Il y a des cas où d'aucuns peuvent carrément se mettre en lutte avec les préjugés, avec la loi, sans en ressentir grand dommage, où d'autres risqueraient leur gagne-pain, le repas et le bien-être des leurs.

C'est affaire de morale individuelle. C'est à chacun de savoir discerner ce qu'il peut, ce qu'il doit faire. On trouve toujours lorsqu'on est convaincu de la nécessité d'échapper au milieu ambiant.

Mais ce qu'il y a de certain, c'est que, si les gens s'habitueraient à modeler leurs actes sur ce qu'ils pensent, à ne plus subir ce qu'ils méprisent, à ne plus craindre ce qui n'a de force que par leur obéissance, à vouloir réaliser sérieusement ce qui est juste, ce serait la révolution en marche. Car si l'avachissement est contagieux, le courage ne l'est pas moins.

Oh, c'est évident, ce n'est pas du jour au lendemain que semblable ligne de conduite s'introduira dans les mœurs.

Pour que les individus en arrivent à être choqués de la contradictions de leurs actes avec leur façon de penser, il leur faut acquérir un cerveau mieux équilibré, une énergie morale peu commune.

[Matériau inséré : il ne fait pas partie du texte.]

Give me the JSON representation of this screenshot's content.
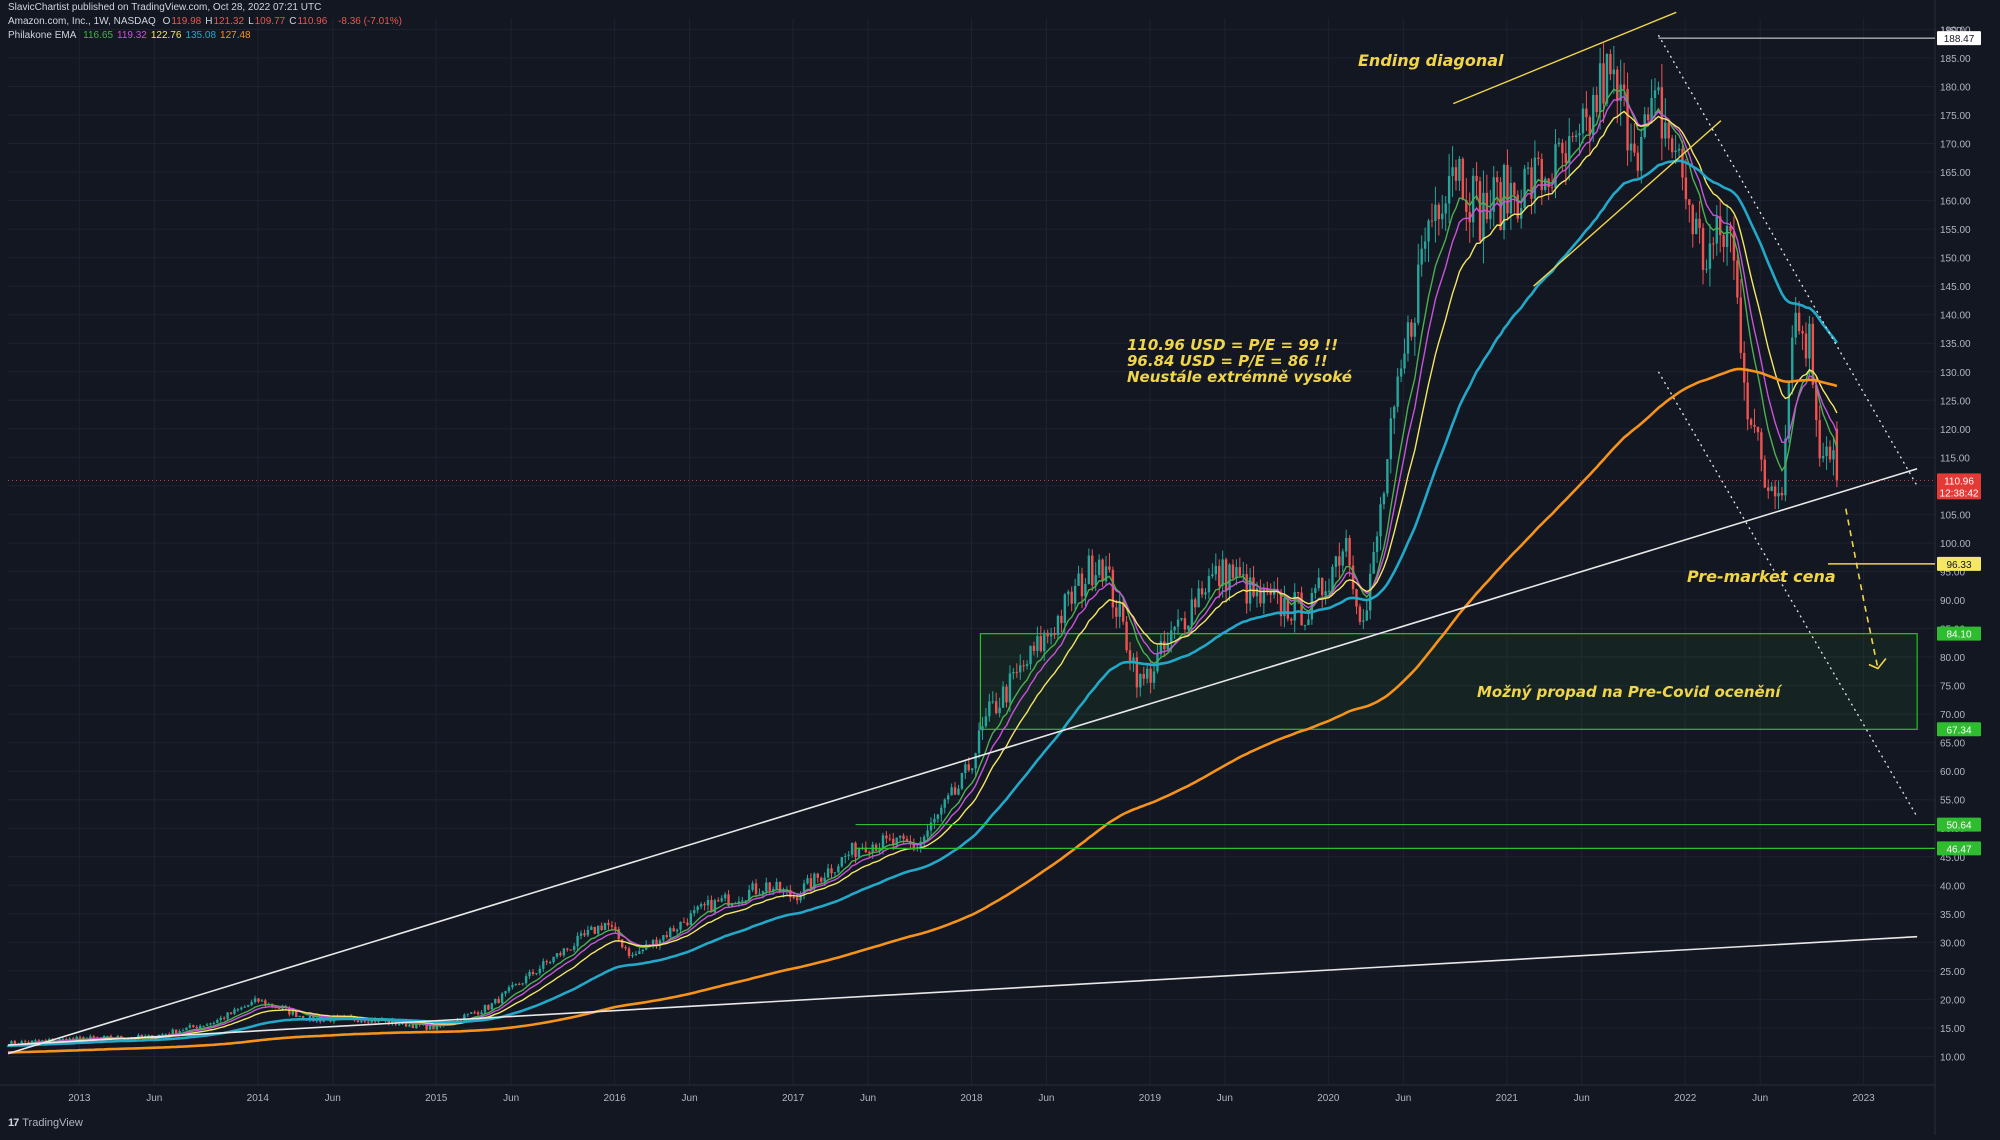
{
  "header": {
    "publisher": "SlavicChartist published on TradingView.com, Oct 28, 2022 07:21 UTC",
    "symbol": "Amazon.com, Inc., 1W, NASDAQ",
    "ohlc": [
      {
        "k": "O",
        "v": "119.98"
      },
      {
        "k": "H",
        "v": "121.32"
      },
      {
        "k": "L",
        "v": "109.77"
      },
      {
        "k": "C",
        "v": "110.96"
      }
    ],
    "change": "-8.36 (-7.01%)",
    "indicator_name": "Philakone EMA",
    "indicator_values": [
      {
        "v": "116.65",
        "color": "#4caf50"
      },
      {
        "v": "119.32",
        "color": "#c654d8"
      },
      {
        "v": "122.76",
        "color": "#f5e663"
      },
      {
        "v": "135.08",
        "color": "#22a9c9"
      },
      {
        "v": "127.48",
        "color": "#f7931a"
      }
    ]
  },
  "footer": {
    "brand": "TradingView",
    "logo": "17"
  },
  "currency_label": "USD",
  "annotations": {
    "ending_diagonal": "Ending diagonal",
    "pe_line1": "110.96 USD = P/E = 99 !!",
    "pe_line2": "96.84 USD = P/E = 86 !!",
    "pe_line3": "Neustále extrémně vysoké",
    "premarket": "Pre-market cena",
    "covid": "Možný propad na Pre-Covid ocenění"
  },
  "colors": {
    "background": "#131722",
    "up": "#26a69a",
    "down": "#ef5350",
    "ema_green": "#4caf50",
    "ema_purple": "#c654d8",
    "ema_yellow": "#f5e663",
    "ema_cyan": "#22a9c9",
    "ema_orange": "#f7931a",
    "annotation": "#f0d54a",
    "zone": "#2ebd2e"
  },
  "chart_data": {
    "type": "candlestick",
    "title": "Amazon.com, Inc., 1W, NASDAQ",
    "ylabel": "USD",
    "ylim": [
      5,
      192
    ],
    "xlim": [
      2012.6,
      2023.4
    ],
    "x_ticks": [
      {
        "t": 2013.0,
        "label": "2013"
      },
      {
        "t": 2013.42,
        "label": "Jun"
      },
      {
        "t": 2014.0,
        "label": "2014"
      },
      {
        "t": 2014.42,
        "label": "Jun"
      },
      {
        "t": 2015.0,
        "label": "2015"
      },
      {
        "t": 2015.42,
        "label": "Jun"
      },
      {
        "t": 2016.0,
        "label": "2016"
      },
      {
        "t": 2016.42,
        "label": "Jun"
      },
      {
        "t": 2017.0,
        "label": "2017"
      },
      {
        "t": 2017.42,
        "label": "Jun"
      },
      {
        "t": 2018.0,
        "label": "2018"
      },
      {
        "t": 2018.42,
        "label": "Jun"
      },
      {
        "t": 2019.0,
        "label": "2019"
      },
      {
        "t": 2019.42,
        "label": "Jun"
      },
      {
        "t": 2020.0,
        "label": "2020"
      },
      {
        "t": 2020.42,
        "label": "Jun"
      },
      {
        "t": 2021.0,
        "label": "2021"
      },
      {
        "t": 2021.42,
        "label": "Jun"
      },
      {
        "t": 2022.0,
        "label": "2022"
      },
      {
        "t": 2022.42,
        "label": "Jun"
      },
      {
        "t": 2023.0,
        "label": "2023"
      }
    ],
    "y_ticks": [
      10,
      15,
      20,
      25,
      30,
      35,
      40,
      45,
      50,
      55,
      60,
      65,
      70,
      75,
      80,
      85,
      90,
      95,
      100,
      105,
      110,
      115,
      120,
      125,
      130,
      135,
      140,
      145,
      150,
      155,
      160,
      165,
      170,
      175,
      180,
      185,
      190
    ],
    "price_path": [
      [
        2012.6,
        12.3
      ],
      [
        2013.0,
        13.1
      ],
      [
        2013.4,
        13.4
      ],
      [
        2013.75,
        16.0
      ],
      [
        2014.0,
        19.8
      ],
      [
        2014.3,
        16.5
      ],
      [
        2014.6,
        16.6
      ],
      [
        2015.0,
        15.0
      ],
      [
        2015.3,
        18.8
      ],
      [
        2015.6,
        26.0
      ],
      [
        2015.95,
        33.5
      ],
      [
        2016.1,
        27.5
      ],
      [
        2016.5,
        36.0
      ],
      [
        2016.85,
        40.0
      ],
      [
        2017.0,
        38.0
      ],
      [
        2017.4,
        47.5
      ],
      [
        2017.7,
        47.0
      ],
      [
        2017.95,
        58.0
      ],
      [
        2018.1,
        70.0
      ],
      [
        2018.45,
        85.0
      ],
      [
        2018.72,
        98.0
      ],
      [
        2018.95,
        75.0
      ],
      [
        2019.1,
        82.0
      ],
      [
        2019.3,
        93.0
      ],
      [
        2019.45,
        95.0
      ],
      [
        2019.6,
        90.0
      ],
      [
        2019.9,
        88.0
      ],
      [
        2020.1,
        101.0
      ],
      [
        2020.2,
        85.0
      ],
      [
        2020.35,
        118.0
      ],
      [
        2020.55,
        155.0
      ],
      [
        2020.7,
        168.0
      ],
      [
        2020.85,
        158.0
      ],
      [
        2021.05,
        162.0
      ],
      [
        2021.2,
        164.0
      ],
      [
        2021.4,
        168.0
      ],
      [
        2021.55,
        182.0
      ],
      [
        2021.75,
        170.0
      ],
      [
        2021.85,
        176.0
      ],
      [
        2021.95,
        168.0
      ],
      [
        2022.1,
        150.0
      ],
      [
        2022.25,
        155.0
      ],
      [
        2022.35,
        125.0
      ],
      [
        2022.45,
        110.0
      ],
      [
        2022.55,
        112.0
      ],
      [
        2022.6,
        140.0
      ],
      [
        2022.7,
        135.0
      ],
      [
        2022.75,
        118.0
      ],
      [
        2022.82,
        117.0
      ],
      [
        2022.86,
        110.96
      ]
    ],
    "ema_periods": [
      9,
      13,
      21,
      55,
      200
    ],
    "ema_last": [
      116.65,
      119.32,
      122.76,
      135.08,
      127.48
    ],
    "ema_colors": [
      "#4caf50",
      "#c654d8",
      "#f5e663",
      "#22a9c9",
      "#f7931a"
    ],
    "drawings": {
      "trendlines_white": [
        [
          [
            2012.6,
            10.5
          ],
          [
            2023.3,
            113.0
          ]
        ],
        [
          [
            2012.6,
            12.0
          ],
          [
            2023.3,
            31.0
          ]
        ]
      ],
      "diagonal_upper": [
        [
          2020.7,
          177.0
        ],
        [
          2021.95,
          193.0
        ]
      ],
      "diagonal_lower": [
        [
          2021.15,
          145.0
        ],
        [
          2022.2,
          174.0
        ]
      ],
      "channel_upper": [
        [
          2021.85,
          189.0
        ],
        [
          2023.3,
          110.0
        ]
      ],
      "channel_lower": [
        [
          2021.85,
          130.0
        ],
        [
          2023.3,
          52.0
        ]
      ],
      "ath_line": 188.47,
      "premarket_line": 96.33,
      "zone": {
        "top": 84.1,
        "bottom": 67.34,
        "from": 2018.05,
        "to": 2023.3
      },
      "support_lines": [
        50.64,
        46.47
      ],
      "dashed_arrow": [
        [
          2022.9,
          106.0
        ],
        [
          2023.0,
          90.0
        ],
        [
          2023.08,
          78.0
        ]
      ]
    },
    "price_badges": [
      {
        "value": 188.47,
        "label": "188.47",
        "bg": "#ffffff",
        "fg": "#131722"
      },
      {
        "value": 110.96,
        "label": "110.96",
        "sub": "12:38:42",
        "bg": "#e53935",
        "fg": "#ffffff"
      },
      {
        "value": 96.33,
        "label": "96.33",
        "bg": "#f5e663",
        "fg": "#131722"
      },
      {
        "value": 84.1,
        "label": "84.10",
        "bg": "#2ebd2e",
        "fg": "#ffffff"
      },
      {
        "value": 67.34,
        "label": "67.34",
        "bg": "#2ebd2e",
        "fg": "#ffffff"
      },
      {
        "value": 50.64,
        "label": "50.64",
        "bg": "#2ebd2e",
        "fg": "#ffffff"
      },
      {
        "value": 46.47,
        "label": "46.47",
        "bg": "#2ebd2e",
        "fg": "#ffffff"
      }
    ]
  }
}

C'est à acquérir cela que doit viser la propagande faite, chaque pas de fait, facilitant le suivant.

La force ne peut être efficace qu'à condition d'être guidée par une volonté ferme, résolue, consciente, sachant ce qu'elle veut et où elle va. Cela est si vrai que, tant que les individus ne sauront pas faire respecter leur évolution eux-mêmes, ils en seront toujours à attendre leur émancipation d'hommes ou d'événements providentiels.

C'est cette «propagande par le fait» que les anarchistes doivent savoir employer, qui est de tous les jours, et peut être acceptée par ceux qu'effraie la violence, beaucoup de ses actes ne comportant aucun caractère de violence.

Savoir se moquer des sarcasmes aussi bien que des menaces. Profiter de toutes les circonstances de la vie pour accorder ses actes avec sa façon de débarrasser d'un préjugé aujourd'hui, s'abstenant demain d'une pratique absurde imposée par la loi ou l'opinion publique, lutter toujours et sans cesse, selon ses forces, contre l'arbitraire du pouvoir, l'intolérance des individus, voilà de quoi exercer la volonté et l'énergie de chacun.

Et, sûrement, les résultats qui en découleront, se traduiront par la mise en pratique de quelques-uns des points de notre idéal que repoussent les ignorants, sous prétexte de leur «impraticabilité».